India's courts have spent two years expanding personality rights to cover AI misuse — but cricketer Abhishek Sharma's Delhi High Court suit, where a claim over 25 links grew to roughly 4,000, is the moment a judge began pushing back and asking where the right actually stops.
What happened in the Abhishek Sharma case?
On 7 July 2026 the Delhi High Court declined to grant Sharma immediate blanket relief, adjourning the matter after finding discrepancies in his evidence. As reported by Bar and Bench and LiveLaw, Sharma sought protection against unauthorised use of his name, image and likeness, including an AI-altered photograph of him with his manager. But Justice Jyoti Singh flagged a "thin line" between defamation and publicity rights and asked him to refile with corrected screenshots.
Why did the number of links matter so much?
Because scope is where the doctrine breaks. Meta's counsel noted that Sharma's list had escalated from about 25 URLs to roughly 4,000, and argued that granting relief on that scale would force intermediaries to "clean up the internet" of any critical content, whether or not it truly infringed. That is the crux: personality rights protect commercial identity, not reputation in general. Much of what upsets a public figure is unflattering opinion or satire — the province of defamation law, with its defences, not of a fast-moving likeness injunction. Our guide to personality rights in India traces how this boundary is being tested order by order.
Is the personality-rights wave slowing down?
Not slowing — maturing. The past two years produced a run of celebrity-friendly orders for figures from Aishwarya Rai to Gautam Gambhir, and that momentum is real. But legal commentators, including the Supreme Court Observer, have begun warning that the law "must not overprotect fame" by handing celebrities a tool to suppress all unwanted speech. The Sharma hearing is the first visible sign of judicial caution: courts want genuine AI impersonation and commercial exploitation, not a private censorship button. That distinction will define the next phase of Indian case law.
What does the defamation line mean for talent?

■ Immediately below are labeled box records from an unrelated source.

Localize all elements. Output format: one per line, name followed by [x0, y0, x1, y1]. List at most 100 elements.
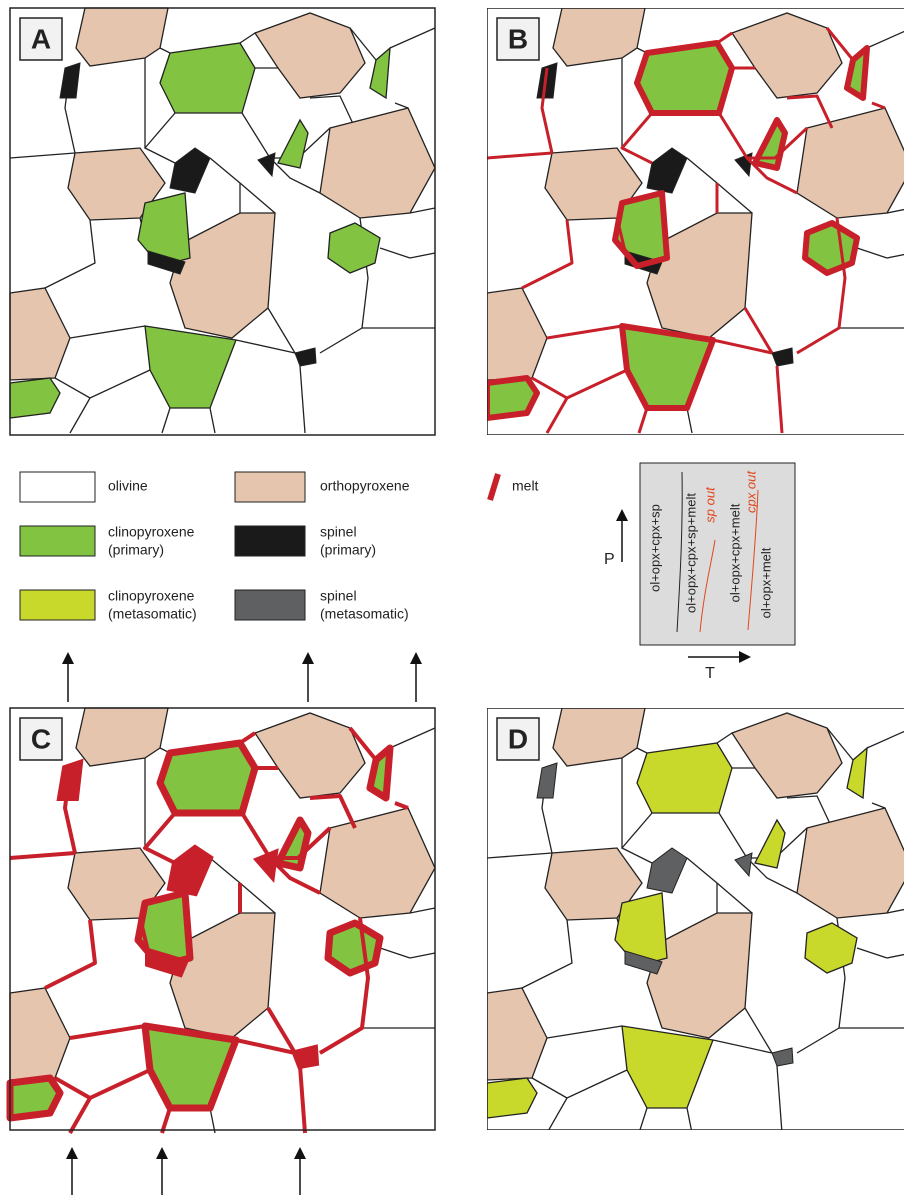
melt	[69, 1024, 146, 1040]
clinopyroxene	[804, 922, 858, 974]
spinel-swatch	[234, 525, 306, 557]
grain-boundary	[487, 852, 553, 859]
legend-label: clinopyroxene	[108, 588, 195, 604]
clinopyroxene	[621, 1025, 714, 1109]
orthopyroxene	[319, 107, 436, 219]
p-label: P	[604, 551, 615, 568]
phase-box	[639, 462, 796, 646]
melt-rim	[634, 40, 735, 116]
legend: olivine orthopyroxene melt clinopyroxene…	[19, 471, 539, 622]
orthopyroxene	[796, 807, 904, 919]
grain-boundary	[886, 208, 904, 214]
grain-boundary	[44, 219, 96, 289]
grain-boundary	[712, 1039, 773, 1054]
clinopyroxene	[144, 325, 237, 409]
orthopyroxene	[646, 212, 753, 339]
melt	[717, 112, 809, 160]
grain-boundary	[866, 730, 904, 749]
melt	[743, 307, 774, 354]
grain-boundary	[866, 30, 904, 49]
grain-boundary	[856, 247, 888, 259]
orthopyroxene	[552, 708, 646, 767]
orthopyroxene	[254, 712, 366, 799]
cpx-out-line	[747, 489, 759, 631]
clinopyroxene	[159, 42, 256, 114]
panel: A	[9, 7, 436, 436]
spinel-meta-swatch	[234, 589, 306, 621]
melt	[143, 811, 177, 865]
spinel	[536, 762, 558, 799]
grain-boundary	[389, 27, 436, 49]
grain-boundary	[521, 919, 573, 989]
grain-boundary	[269, 157, 321, 194]
grain-boundary	[379, 947, 411, 959]
melt-rim	[802, 220, 860, 276]
melt	[786, 94, 834, 129]
clinopyroxene	[327, 222, 381, 274]
grain-boundary	[349, 27, 377, 61]
melt-rim	[274, 816, 312, 872]
melt	[521, 219, 574, 290]
solidus	[676, 471, 683, 633]
grain-boundary	[886, 253, 904, 259]
melt-rim	[366, 744, 394, 802]
legend-label: spinel	[320, 524, 357, 540]
grain-boundary	[686, 1107, 693, 1130]
melt-rim	[487, 375, 540, 421]
grain-boundary	[886, 908, 904, 914]
spinel	[257, 152, 276, 178]
grain-boundary	[235, 339, 296, 354]
orthopyroxene	[169, 212, 276, 339]
grain-boundary	[69, 325, 146, 339]
spinel	[734, 852, 753, 878]
melt	[871, 101, 886, 110]
grains	[6, 707, 436, 1134]
grain-boundary	[389, 727, 436, 749]
spinel	[624, 950, 663, 975]
grain-boundary	[826, 727, 854, 761]
melt-rim	[612, 190, 670, 269]
grain-boundary	[159, 47, 171, 54]
orthopyroxene	[646, 912, 753, 1039]
cpx-swatch	[19, 525, 96, 557]
orthopyroxene	[487, 987, 548, 1081]
spinel	[771, 347, 794, 367]
panel-label: D	[508, 723, 528, 754]
panels: A B C D	[6, 7, 904, 1134]
spinel	[169, 147, 211, 194]
opx-swatch	[234, 471, 306, 503]
grain-boundary	[746, 857, 798, 894]
melt	[716, 31, 733, 45]
grain-boundary	[856, 947, 888, 959]
grain-boundary	[786, 795, 833, 829]
grain-boundary	[871, 802, 886, 809]
spinel	[646, 847, 688, 894]
clinopyroxene	[487, 1077, 538, 1119]
label-box	[496, 17, 540, 61]
grains	[9, 7, 436, 435]
orthopyroxene	[67, 147, 166, 221]
boundary-label: cpx out	[743, 470, 758, 513]
melt	[298, 1065, 307, 1134]
grain-boundary	[546, 1025, 623, 1039]
phase-diagram: P T ol+opx+cpx+sp ol+opx+cpx+sp+melt sp …	[604, 462, 796, 682]
field-label: ol+opx+cpx+sp	[647, 504, 662, 592]
olivine-swatch	[19, 471, 96, 503]
label-box	[19, 17, 63, 61]
melt	[394, 801, 409, 810]
spinel	[294, 347, 317, 367]
grain-boundary	[267, 307, 296, 354]
grains	[487, 8, 904, 435]
spinel	[147, 250, 186, 275]
legend-label: (metasomatic)	[108, 606, 197, 622]
grain-boundary	[299, 365, 306, 434]
melt	[44, 919, 97, 990]
orthopyroxene	[254, 12, 366, 99]
orthopyroxene	[731, 712, 843, 799]
cpx-meta-swatch	[19, 589, 96, 621]
grain-boundary	[209, 407, 216, 434]
grain-boundary	[716, 732, 733, 744]
grain-boundary	[409, 207, 436, 214]
clinopyroxene	[846, 746, 868, 800]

It means a takedown request has to be built well to survive. Courts are increasingly likely to scrutinise whether each disputed link is genuine impersonation — a deepfake ad, a fake endorsement, a cloned voice selling a product — or merely criticism a plaintiff dislikes. A padded list of 4,000 URLs invites exactly the skepticism Sharma met. A tight, evidenced set of clear commercial fakes is far more likely to win fast relief. Knowing where your enforceable rights begin is half the battle; our glossary of likeness and consent terms spells out the difference between publicity rights, moral rights and defamation.
How should Indian talent respond to a stricter bar?
By documenting misuse precisely instead of casting a wide net. The talent who win in a more skeptical courtroom will be those who can show, link by link, that specific content commercially exploits their registered likeness or voice without consent — with timestamps, a clear record of what they did and did not permit, and monitoring that separates true impersonation from ordinary online noise. That evidentiary discipline is exactly what the Zimorta platform is built to produce, and it also feeds a defensible valuation: our likeness rate calculator helps quantify the commercial value a genuine infringement actually harms.
The bottom line
India's personality-rights doctrine is powerful precisely because courts have been willing to move fast. The Sharma case is a healthy correction: the right protects your identity as an asset, not your feelings as a public figure. Talent who understand that line — and build their claims around it — will keep winning while the overreachers get sent back to refile.